QAmeleon introduces synthetic multilingual QA data contaning in 8 langauges using PaLM-540B, a large language model. This dataset was generated by prompt tuning PaLM with only five examples per language. We use the synthetic data to finetune downstream QA models leading to improved accuracy in comparison to English-only and translation-based baselines.

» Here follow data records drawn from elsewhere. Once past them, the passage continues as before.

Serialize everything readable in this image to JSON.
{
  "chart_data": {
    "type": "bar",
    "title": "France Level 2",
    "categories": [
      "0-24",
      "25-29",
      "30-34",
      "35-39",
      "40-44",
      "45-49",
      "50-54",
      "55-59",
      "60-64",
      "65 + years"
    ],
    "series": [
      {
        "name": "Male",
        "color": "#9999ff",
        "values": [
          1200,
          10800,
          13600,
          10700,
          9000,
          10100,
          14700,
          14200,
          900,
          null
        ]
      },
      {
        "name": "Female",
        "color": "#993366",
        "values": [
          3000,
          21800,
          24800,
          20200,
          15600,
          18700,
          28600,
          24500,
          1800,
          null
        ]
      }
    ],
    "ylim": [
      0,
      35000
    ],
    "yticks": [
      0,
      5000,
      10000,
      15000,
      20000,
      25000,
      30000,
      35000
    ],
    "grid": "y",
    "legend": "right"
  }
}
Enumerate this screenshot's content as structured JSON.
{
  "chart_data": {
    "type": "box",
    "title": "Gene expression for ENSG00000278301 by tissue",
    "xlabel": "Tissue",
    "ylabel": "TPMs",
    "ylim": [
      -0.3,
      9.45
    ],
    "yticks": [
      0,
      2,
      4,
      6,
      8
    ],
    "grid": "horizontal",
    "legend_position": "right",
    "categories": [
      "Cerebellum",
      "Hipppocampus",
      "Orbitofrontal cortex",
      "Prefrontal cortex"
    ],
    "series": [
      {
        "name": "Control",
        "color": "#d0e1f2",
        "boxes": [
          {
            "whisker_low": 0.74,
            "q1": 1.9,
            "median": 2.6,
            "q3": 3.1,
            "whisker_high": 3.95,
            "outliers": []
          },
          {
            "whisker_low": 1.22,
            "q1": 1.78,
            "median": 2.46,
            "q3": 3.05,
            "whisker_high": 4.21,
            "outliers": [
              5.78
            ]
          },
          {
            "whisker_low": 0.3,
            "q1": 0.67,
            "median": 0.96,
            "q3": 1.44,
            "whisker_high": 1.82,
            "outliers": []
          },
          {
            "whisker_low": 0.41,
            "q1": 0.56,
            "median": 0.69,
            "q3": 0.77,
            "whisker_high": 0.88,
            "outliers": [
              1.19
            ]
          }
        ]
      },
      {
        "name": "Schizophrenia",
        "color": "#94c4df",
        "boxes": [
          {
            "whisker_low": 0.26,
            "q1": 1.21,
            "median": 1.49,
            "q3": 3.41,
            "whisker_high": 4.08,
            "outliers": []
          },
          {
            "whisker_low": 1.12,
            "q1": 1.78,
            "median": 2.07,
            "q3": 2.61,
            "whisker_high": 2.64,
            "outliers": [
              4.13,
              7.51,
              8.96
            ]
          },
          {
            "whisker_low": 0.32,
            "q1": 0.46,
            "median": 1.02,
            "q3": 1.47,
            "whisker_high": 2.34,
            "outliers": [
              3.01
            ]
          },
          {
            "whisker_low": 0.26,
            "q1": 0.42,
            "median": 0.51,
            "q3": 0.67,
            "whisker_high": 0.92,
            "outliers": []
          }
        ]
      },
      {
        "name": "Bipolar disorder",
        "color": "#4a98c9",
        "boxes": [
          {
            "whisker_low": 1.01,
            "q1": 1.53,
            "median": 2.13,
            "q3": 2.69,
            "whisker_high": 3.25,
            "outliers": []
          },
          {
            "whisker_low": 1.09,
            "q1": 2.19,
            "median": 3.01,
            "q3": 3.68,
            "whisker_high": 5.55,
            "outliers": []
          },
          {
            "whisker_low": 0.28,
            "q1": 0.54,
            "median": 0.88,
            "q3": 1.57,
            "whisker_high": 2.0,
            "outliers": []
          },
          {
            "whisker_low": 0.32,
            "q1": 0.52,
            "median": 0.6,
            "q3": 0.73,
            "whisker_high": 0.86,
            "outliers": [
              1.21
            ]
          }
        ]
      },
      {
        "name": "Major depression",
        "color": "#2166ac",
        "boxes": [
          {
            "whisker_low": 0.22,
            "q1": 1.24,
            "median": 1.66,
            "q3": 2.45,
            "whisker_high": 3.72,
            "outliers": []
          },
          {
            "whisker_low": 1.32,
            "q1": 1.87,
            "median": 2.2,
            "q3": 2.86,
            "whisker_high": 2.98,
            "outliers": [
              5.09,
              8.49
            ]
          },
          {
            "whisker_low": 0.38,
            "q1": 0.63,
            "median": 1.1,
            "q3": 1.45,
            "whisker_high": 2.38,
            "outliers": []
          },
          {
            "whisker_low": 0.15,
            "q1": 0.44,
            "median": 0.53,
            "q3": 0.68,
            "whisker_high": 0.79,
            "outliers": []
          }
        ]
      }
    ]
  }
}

Data available at https://storage.googleapis.com/qameleon/qamelon_pt_accepted.csv
More details can be found in the paper which can be cited as follows:
@misc{agrawal2022qameleon,
title={QAmeleon: Multilingual QA with Only 5 Examples},
author={Priyanka Agrawal and Chris Alberti and Fantine Huot and Joshua Maynez and Ji Ma and Sebastian Ruder and Kuzman Ganchev and Dipanjan Das and Mirella Lapata},
year={2022},
eprint={2211.08264},
archivePrefix={arXiv},
primaryClass={cs.CL}
}
This dataset contains a total of 47173 Question Answer instances across 8 langauges, following is the count per language.
Language | Count |
---|---|
ar | 6966 |
bn | 6084 |
fi | 5028 |
id | 6797 |
ko | 6471 |
ru | 5557 |
sw | 5597 |
te | 4673 |
Total | 47173 |
The QAmeleon dataset is released under the CC-BY 4.0 license.